The determinant is a special number that can be calculated from a square matrix.
It plays a pivotal role in matrix algebra as it determines a matrix's properties, such as invertibility and eigenvalues.
In the context of eigenvalues, the determinant helps us establish the eigenvalue condition. We consider the determinant of the matrix \(A - kI\) (where \(I\) is the identity matrix) to determine if a scalar \(k\) is an eigenvalue of the matrix \(A\). The eigenvalue condition states that if \(\det(A - kI) = 0\), then \(k\) is indeed an eigenvalue. Calculating determinants for larger matrices can be complex, requiring cofactor expansion or other methods to simplify computations.

Eigenvectors

An eigenvector is a non-zero vector that changes at most by a scalar factor when a linear transformation is applied to it.
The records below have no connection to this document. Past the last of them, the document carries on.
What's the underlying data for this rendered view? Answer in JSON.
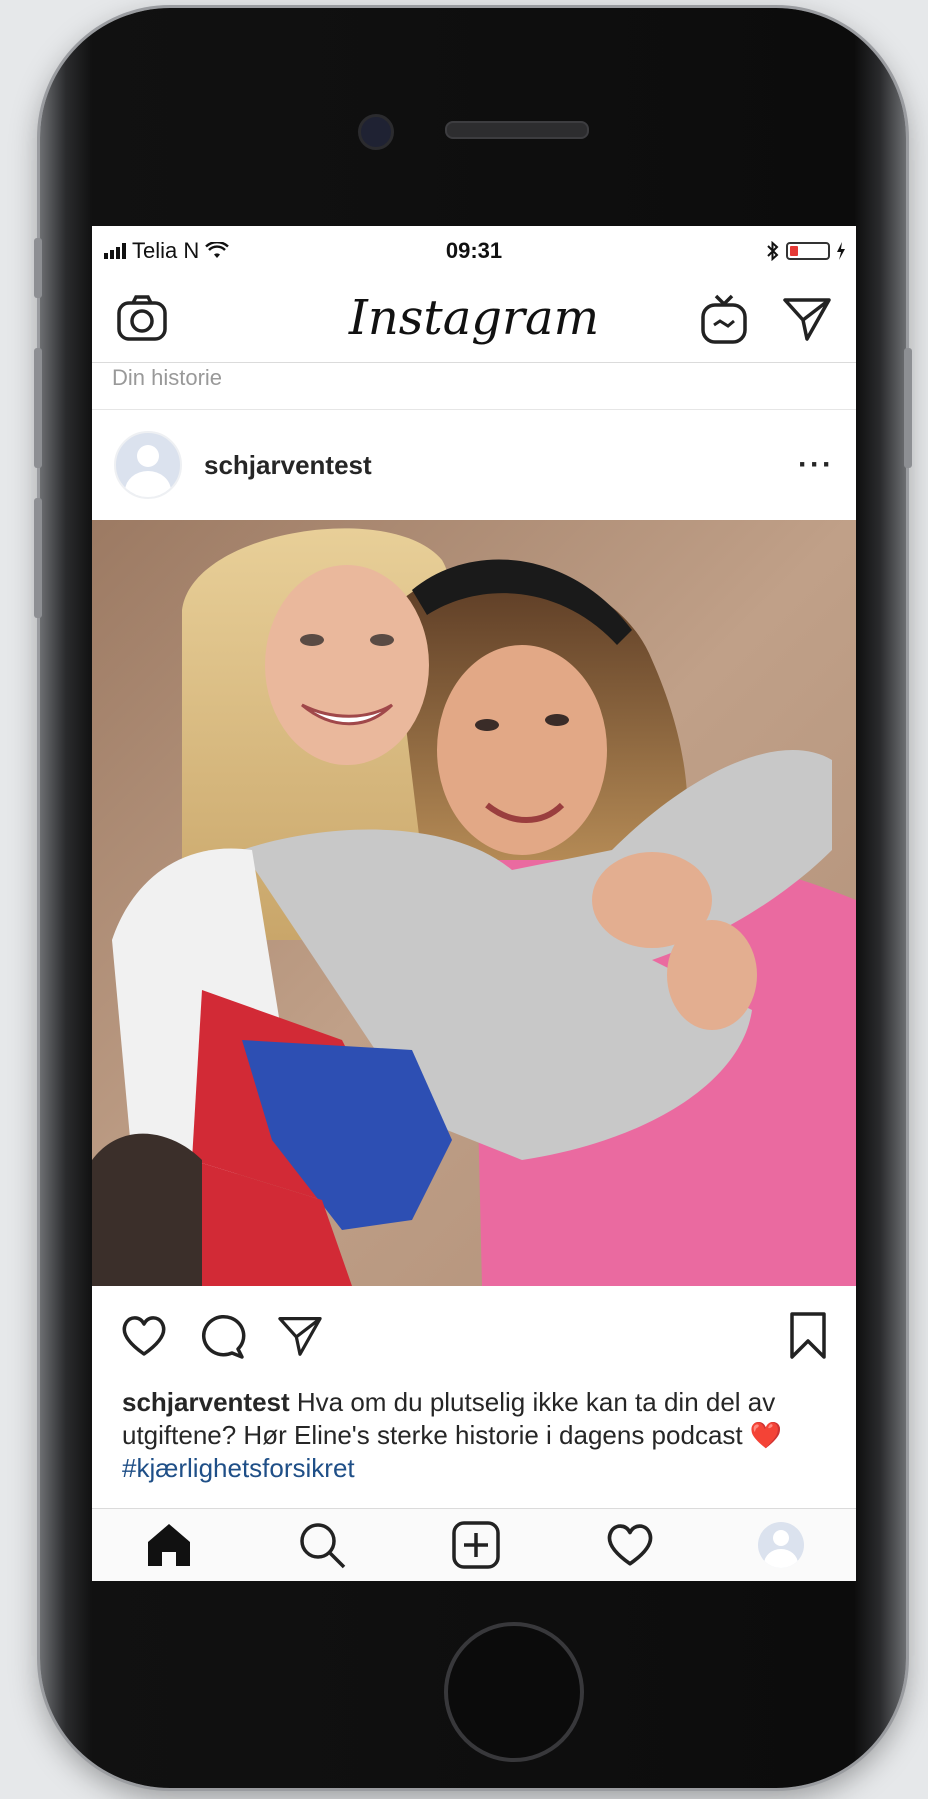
{
  "status": {
    "carrier": "Telia N",
    "time": "09:31"
  },
  "header": {
    "logo": "Instagram",
    "camera_icon": "camera-icon",
    "igtv_icon": "igtv-icon",
    "direct_icon": "direct-message-icon"
  },
  "stories": {
    "label": "Din historie"
  },
  "post": {
    "username": "schjarventest",
    "more_label": "···",
    "caption_user": "schjarventest",
    "caption_text": " Hva om du plutselig ikke kan ta din del av utgiftene? Hør Eline's sterke historie i dagens podcast ",
    "caption_emoji": "❤️",
    "caption_hashtag": "#kjærlighetsforsikret"
  },
  "tabbar": {
    "items": [
      "home-icon",
      "search-icon",
      "add-post-icon",
      "activity-heart-icon",
      "profile-avatar"
    ]
  },
  "colors": {
    "hashtag": "#1f4f87",
    "battery_low": "#e53935"
  }
}
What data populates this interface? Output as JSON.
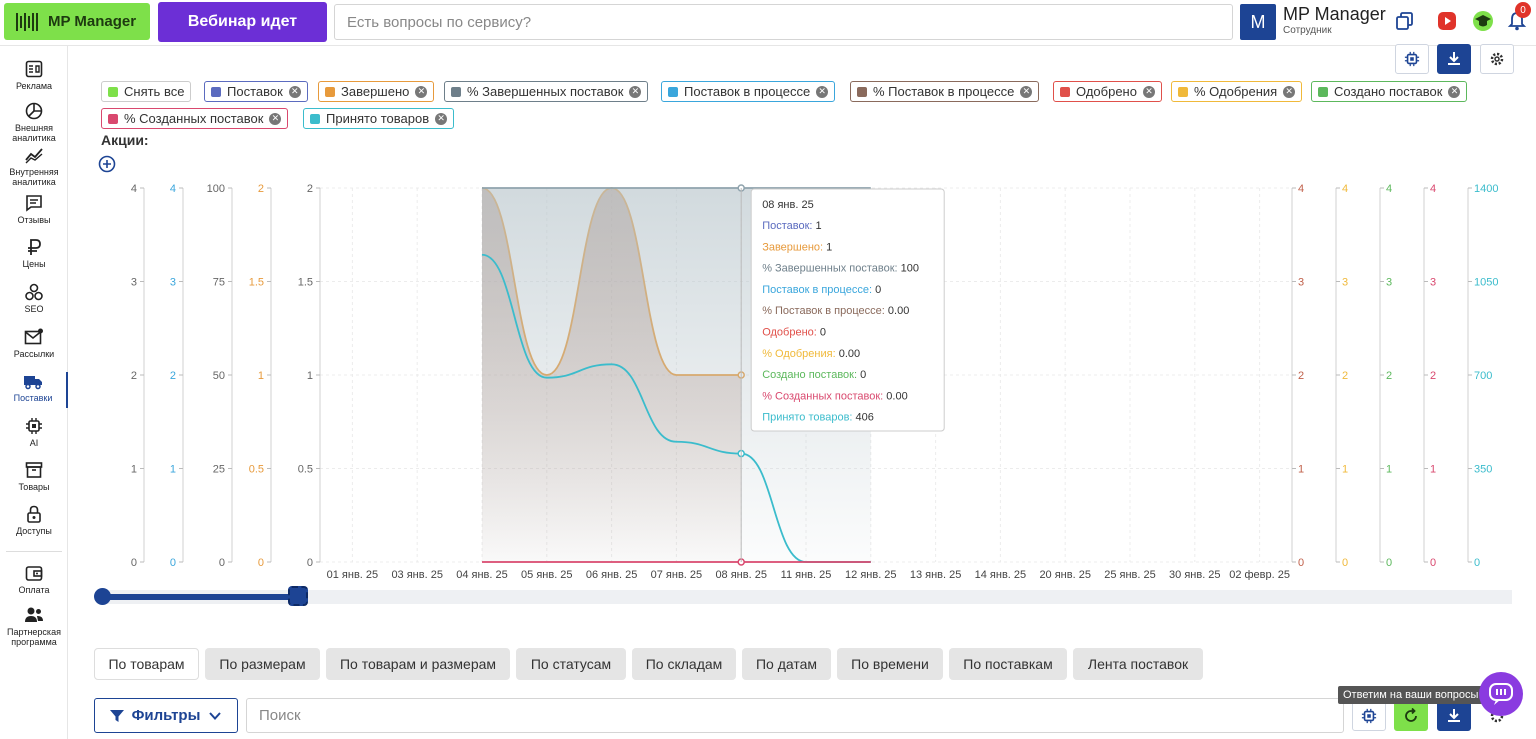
{
  "header": {
    "logo_label": "MP Manager",
    "webinar_label": "Вебинар идет",
    "question_placeholder": "Есть вопросы по сервису?",
    "avatar_letter": "M",
    "account_name": "MP Manager",
    "account_role": "Сотрудник",
    "notification_count": "0"
  },
  "sidebar": {
    "items": [
      {
        "label": "Реклама",
        "icon": "ad-icon"
      },
      {
        "label": "Внешняя аналитика",
        "icon": "external-analytics-icon"
      },
      {
        "label": "Внутренняя аналитика",
        "icon": "internal-analytics-icon"
      },
      {
        "label": "Отзывы",
        "icon": "reviews-icon"
      },
      {
        "label": "Цены",
        "icon": "ruble-icon"
      },
      {
        "label": "SEO",
        "icon": "seo-icon"
      },
      {
        "label": "Рассылки",
        "icon": "mail-icon"
      },
      {
        "label": "Поставки",
        "icon": "truck-icon"
      },
      {
        "label": "AI",
        "icon": "chip-icon"
      },
      {
        "label": "Товары",
        "icon": "box-icon"
      },
      {
        "label": "Доступы",
        "icon": "lock-icon"
      },
      {
        "label": "Оплата",
        "icon": "wallet-icon"
      },
      {
        "label": "Партнерская программа",
        "icon": "partners-icon"
      }
    ]
  },
  "legend_chips": [
    {
      "label": "Снять все",
      "color": "#7ee04a"
    },
    {
      "label": "Поставок",
      "color": "#5b6bbf"
    },
    {
      "label": "Завершено",
      "color": "#e79a3c"
    },
    {
      "label": "% Завершенных поставок",
      "color": "#6e7f8a"
    },
    {
      "label": "Поставок в процессе",
      "color": "#3aa6dc"
    },
    {
      "label": "% Поставок в процессе",
      "color": "#8a6a5c"
    },
    {
      "label": "Одобрено",
      "color": "#e0504a"
    },
    {
      "label": "% Одобрения",
      "color": "#f0b93a"
    },
    {
      "label": "Создано поставок",
      "color": "#5cb85c"
    },
    {
      "label": "% Созданных поставок",
      "color": "#d9486e"
    },
    {
      "label": "Принято товаров",
      "color": "#3bbccc"
    }
  ],
  "promo": {
    "title": "Акции:"
  },
  "chart_data": {
    "type": "line",
    "x": [
      "01 янв. 25",
      "03 янв. 25",
      "04 янв. 25",
      "05 янв. 25",
      "06 янв. 25",
      "07 янв. 25",
      "08 янв. 25",
      "11 янв. 25",
      "12 янв. 25",
      "13 янв. 25",
      "14 янв. 25",
      "20 янв. 25",
      "25 янв. 25",
      "30 янв. 25",
      "02 февр. 25"
    ],
    "left_axes": [
      {
        "ticks": [
          "4",
          "3",
          "2",
          "1",
          "0"
        ],
        "color": "#666666"
      },
      {
        "ticks": [
          "4",
          "3",
          "2",
          "1",
          "0"
        ],
        "color": "#3aa6dc"
      },
      {
        "ticks": [
          "100",
          "75",
          "50",
          "25",
          "0"
        ],
        "color": "#666666"
      },
      {
        "ticks": [
          "2",
          "1.5",
          "1",
          "0.5",
          "0"
        ],
        "color": "#e79a3c"
      },
      {
        "ticks": [
          "2",
          "1.5",
          "1",
          "0.5",
          "0"
        ],
        "color": "#666666"
      }
    ],
    "right_axes": [
      {
        "ticks": [
          "4",
          "3",
          "2",
          "1",
          "0"
        ],
        "color": "#c0604a"
      },
      {
        "ticks": [
          "4",
          "3",
          "2",
          "1",
          "0"
        ],
        "color": "#f0b93a"
      },
      {
        "ticks": [
          "4",
          "3",
          "2",
          "1",
          "0"
        ],
        "color": "#5cb85c"
      },
      {
        "ticks": [
          "4",
          "3",
          "2",
          "1",
          "0"
        ],
        "color": "#d9486e"
      },
      {
        "ticks": [
          "1400",
          "1050",
          "700",
          "350",
          "0"
        ],
        "color": "#3bbccc"
      }
    ],
    "series": [
      {
        "name": "Завершено",
        "color": "#e79a3c",
        "x_index": [
          2,
          3,
          4,
          5,
          6
        ],
        "values": [
          2,
          1,
          2,
          1,
          1
        ],
        "ylim": [
          0,
          2
        ]
      },
      {
        "name": "% Завершенных поставок",
        "color": "#8fa3ad",
        "x_index": [
          2,
          3,
          4,
          5,
          6,
          7,
          8
        ],
        "values": [
          100,
          100,
          100,
          100,
          100,
          100,
          100
        ],
        "ylim": [
          0,
          100
        ]
      },
      {
        "name": "Принято товаров",
        "color": "#3bbccc",
        "x_index": [
          2,
          3,
          4,
          5,
          6,
          7,
          8
        ],
        "values": [
          1150,
          690,
          740,
          450,
          406,
          0,
          0
        ],
        "ylim": [
          0,
          1400
        ]
      },
      {
        "name": "Одобрено",
        "color": "#d9486e",
        "x_index": [
          2,
          3,
          4,
          5,
          6,
          7,
          8
        ],
        "values": [
          0,
          0,
          0,
          0,
          0,
          0,
          0
        ],
        "ylim": [
          0,
          4
        ]
      }
    ],
    "grid": true,
    "tooltip": {
      "title": "08 янв. 25",
      "rows": [
        {
          "label": "Поставок:",
          "value": "1",
          "color": "#5b6bbf"
        },
        {
          "label": "Завершено:",
          "value": "1",
          "color": "#e79a3c"
        },
        {
          "label": "% Завершенных поставок:",
          "value": "100",
          "color": "#6e7f8a"
        },
        {
          "label": "Поставок в процессе:",
          "value": "0",
          "color": "#3aa6dc"
        },
        {
          "label": "% Поставок в процессе:",
          "value": "0.00",
          "color": "#8a6a5c"
        },
        {
          "label": "Одобрено:",
          "value": "0",
          "color": "#e0504a"
        },
        {
          "label": "% Одобрения:",
          "value": "0.00",
          "color": "#f0b93a"
        },
        {
          "label": "Создано поставок:",
          "value": "0",
          "color": "#5cb85c"
        },
        {
          "label": "% Созданных поставок:",
          "value": "0.00",
          "color": "#d9486e"
        },
        {
          "label": "Принято товаров:",
          "value": "406",
          "color": "#3bbccc"
        }
      ]
    }
  },
  "tabs": [
    "По товарам",
    "По размерам",
    "По товарам и размерам",
    "По статусам",
    "По складам",
    "По датам",
    "По времени",
    "По поставкам",
    "Лента поставок"
  ],
  "filters": {
    "label": "Фильтры",
    "search_placeholder": "Поиск"
  },
  "help": {
    "tooltip": "Ответим на ваши вопросы"
  }
}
Given a matrix \(A\) and its eigenvalue \(k\), the corresponding eigenvectors \(\mathbf{v}\) satisfy the equation:\[A \mathbf{v} = k \mathbf{v}.\] Finding eigenvectors allows further insight into the structure of a matrix and its effects in transformation.
These vectors are essential in areas such as quantum mechanics, vibration analysis, and systems dynamics.
While each eigenvalue has several eigenvectors (forming an eigenspace), understanding these vectors help untangle complex transformations into simpler, scalable components that retain the essence of the original operation.